My first Rajnikant film

By Abhijit Menon-Sen <>

Last week, Hassath took me to the Siri Fort auditorium to watch my first Rajnikant film, “Sivaji, The Boss”.

I didn't know what to expect—this was my first Tamil film. I knew what an iconic figure Rajnikant is in Tamil cinema, and Hassath had told me that the best way to watch his films is in an inexpensive local theatre in Tamil Nadu, so that the enthusiastic and vocal participation of the audience adds to the experience.

To my surprise (because I have never heard much Tamil), I was able to understand quite a lot of the dialogue and even some of the songs. The grammar and many words were recognisably similar to Malayalam, which I do speak. A happy coincidence, because the subtitles were awful. Bajji (an Indian dish) was rendered everywhere in the dialogue as Bajji (an Indian dish).

Sivaji is a rich software engineer who has returned to Chennai from the USA with the dream of providing free education and medical care to all. He is stymied at every turn by a corrupt system intent on extracting its pound of flesh, let down by the law, and driven to bankruptcy by his powerful and well-connected opponents. He retaliates the “Lion's way”—by blackmailing the same people into giving him half of their black money (i.e. undeclared income), then turning them in to the income tax officials anyway. He then launders the money and uses it to fund the universities and hospitals he wanted to open.

Along the way, he delivers cathartic beatings to a range of rowdies and villains, inspiring fear in his opponents and the unswerving loyalty of ordinary people all over his native land. The fight scenes are a thing of beauty. There are no adversaries, not even the top ten rowdies in Chennai, that can intimidate him. There is never any question that Sivaji will win; but he does it in great style every single time, and sustains just the right injuries needed to advance the plot.
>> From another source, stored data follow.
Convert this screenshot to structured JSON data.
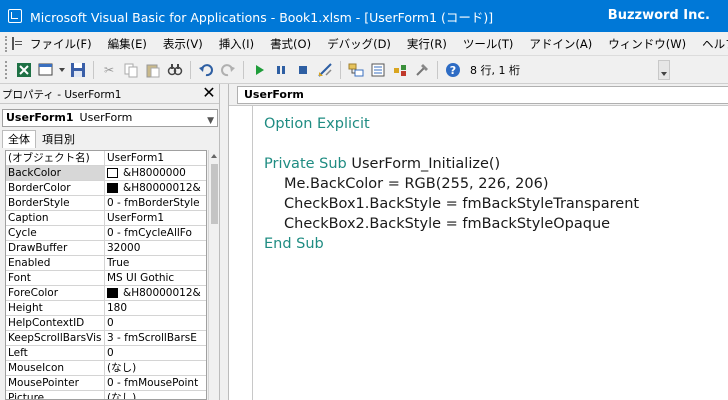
{
  "window": {
    "title": "Microsoft Visual Basic for Applications - Book1.xlsm - [UserForm1 (コード)]",
    "brand": "Buzzword Inc."
  },
  "menu": {
    "items": [
      "ファイル(F)",
      "編集(E)",
      "表示(V)",
      "挿入(I)",
      "書式(O)",
      "デバッグ(D)",
      "実行(R)",
      "ツール(T)",
      "アドイン(A)",
      "ウィンドウ(W)",
      "ヘルプ(H)"
    ]
  },
  "toolbar": {
    "position_text": "8 行, 1 桁"
  },
  "properties": {
    "header": "プロパティ - UserForm1",
    "object_name": "UserForm1",
    "object_class": "UserForm",
    "tabs": [
      "全体",
      "項目別"
    ],
    "rows": [
      {
        "name": "(オブジェクト名)",
        "value": "UserForm1"
      },
      {
        "name": "BackColor",
        "value": "&H8000000",
        "swatch": "#ffffff"
      },
      {
        "name": "BorderColor",
        "value": "&H80000012&",
        "swatch": "#000000"
      },
      {
        "name": "BorderStyle",
        "value": "0 - fmBorderStyle"
      },
      {
        "name": "Caption",
        "value": "UserForm1"
      },
      {
        "name": "Cycle",
        "value": "0 - fmCycleAllFo"
      },
      {
        "name": "DrawBuffer",
        "value": "32000"
      },
      {
        "name": "Enabled",
        "value": "True"
      },
      {
        "name": "Font",
        "value": "MS UI Gothic"
      },
      {
        "name": "ForeColor",
        "value": "&H80000012&",
        "swatch": "#000000"
      },
      {
        "name": "Height",
        "value": "180"
      },
      {
        "name": "HelpContextID",
        "value": "0"
      },
      {
        "name": "KeepScrollBarsVis",
        "value": "3 - fmScrollBarsE"
      },
      {
        "name": "Left",
        "value": "0"
      },
      {
        "name": "MouseIcon",
        "value": "(なし)"
      },
      {
        "name": "MousePointer",
        "value": "0 - fmMousePoint"
      },
      {
        "name": "Picture",
        "value": "(なし)"
      }
    ]
  },
  "code": {
    "object_dropdown": "UserForm",
    "lines": [
      {
        "parts": [
          {
            "t": "Option Explicit",
            "c": "kw"
          }
        ]
      },
      {
        "parts": [
          {
            "t": "",
            "c": "id"
          }
        ]
      },
      {
        "parts": [
          {
            "t": "Private Sub ",
            "c": "kw"
          },
          {
            "t": "UserForm_Initialize()",
            "c": "id"
          }
        ]
      },
      {
        "parts": [
          {
            "t": "Me.BackColor = RGB(255, 226, 206)",
            "c": "id"
          }
        ],
        "indent": true
      },
      {
        "parts": [
          {
            "t": "CheckBox1.BackStyle = fmBackStyleTransparent",
            "c": "id"
          }
        ],
        "indent": true
      },
      {
        "parts": [
          {
            "t": "CheckBox2.BackStyle = fmBackStyleOpaque",
            "c": "id"
          }
        ],
        "indent": true
      },
      {
        "parts": [
          {
            "t": "End Sub",
            "c": "kw"
          }
        ]
      }
    ]
  },
  "colors": {
    "titlebar": "#0078d7",
    "keyword": "#1f8c82"
  }
}
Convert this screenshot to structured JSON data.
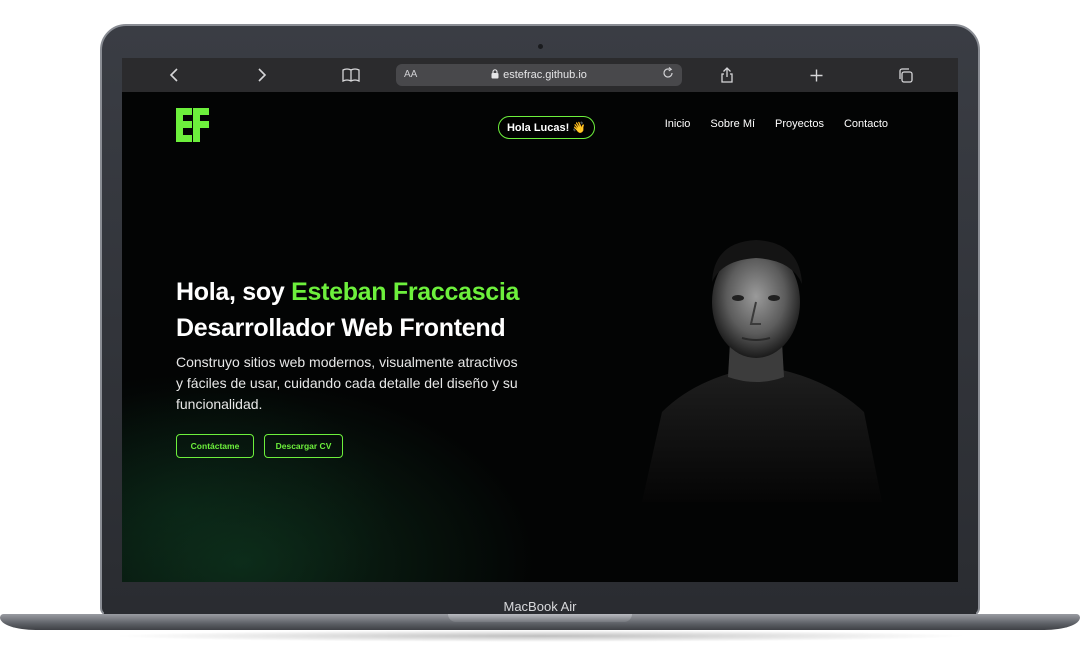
{
  "browser": {
    "address_text": "estefrac.github.io",
    "reader_label": "AA",
    "icons": {
      "back": "chevron-left-icon",
      "forward": "chevron-right-icon",
      "bookmarks": "book-icon",
      "lock": "lock-icon",
      "reload": "reload-icon",
      "share": "share-icon",
      "new_tab": "plus-icon",
      "tabs": "tabs-icon"
    }
  },
  "site": {
    "logo_alt": "EF",
    "greeting_pill": "Hola Lucas! 👋",
    "nav": [
      "Inicio",
      "Sobre Mí",
      "Proyectos",
      "Contacto"
    ],
    "hero": {
      "title_prefix": "Hola, soy ",
      "title_name": "Esteban Fraccascia",
      "title_line2": "Desarrollador Web Frontend",
      "description": "Construyo sitios web modernos, visualmente atractivos y fáciles de usar, cuidando cada detalle del diseño y su funcionalidad."
    },
    "buttons": {
      "contact": "Contáctame",
      "cv": "Descargar CV"
    }
  },
  "device": {
    "label": "MacBook Air"
  },
  "colors": {
    "accent": "#6df03c",
    "background": "#030404",
    "browser_bar": "#2b2b2d"
  }
}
There were frequent, lengthy digressions to song and dance sequences, each one an epic of visual excess. Every costume was fantastic, every colour intense, every dance set in a different world. I was startled at first by the sudden appearance of Sivaji in golden armour with a beard and a retinue of Roman soldiers who joined him in a dance, but I soon got into the spirit of things. By the time a chalky-white Sivaji and his traditionally-dressed bride-to-be are transported from a shop in Chennai to the Sydney harbour in snazzy western clothes, it took me barely a few seconds to readjust; and rapid costume changes and set transformations within a sequence didn't faze me in the least.

I noticed that the film was very aware throughout of its role as a Rajnikant starrer, and was not above making fun of itself or the Tamil film industry. The first dance sequence featured a few dozen overweight (but very energetic) men with Rajnikant's face painted in vivid colours on their stomach, in movie-poster style. Little in-jokes like this one (paraphrased) were scattered throughout the film, with appropriate pauses for applause each time:

[Rajnikant begins to threaten a hoodlum…]

Uncle: Wait, are you going to give the ‘punch’ dialogue?

Rajnikant: Yes, why?

Uncle: Every two-bit Tamil actor is using that dialogue now. Here, let me handle this one.

The Uncle (who plays a critical role as Sivaji's supporter and sidekick) then delivered a couplet whose impact would be lost in translation (and there are many such rhymes… which the film pokes fun at itself for). The film also ridicules capitation fees, the desire for fairer skin, paying attention to horoscopes, and a few other things besides.

For all its buffoonery, though, the central message of the film couldn't be clearer or more direct: We need free education and healthcare, which the state and private interests conspire to keep from us. Let's turn the tables on them, beat the rascals thoroughly if they so much as sneeze, and use their money to benefit everyone. It's a pity that all this hinges on a lone great Saviour… but at least it's Rajnikant.

I was thoroughly entertained for three hours, as every film convention I am used to was thoroughly trashed. I thought the film was very well put together, and that the (many) reviewers who criticise it as illogical and unrealistic have missed the point altogether. There's no use looking for bottles of hairspray growing on a cactus and being disappointed when you don't find any.

I also understand now why Rajnikant is a superstar in Tamil Nadu, but I'm not going to paint his face on my stomach… at least, not until I have watched a few more of his films.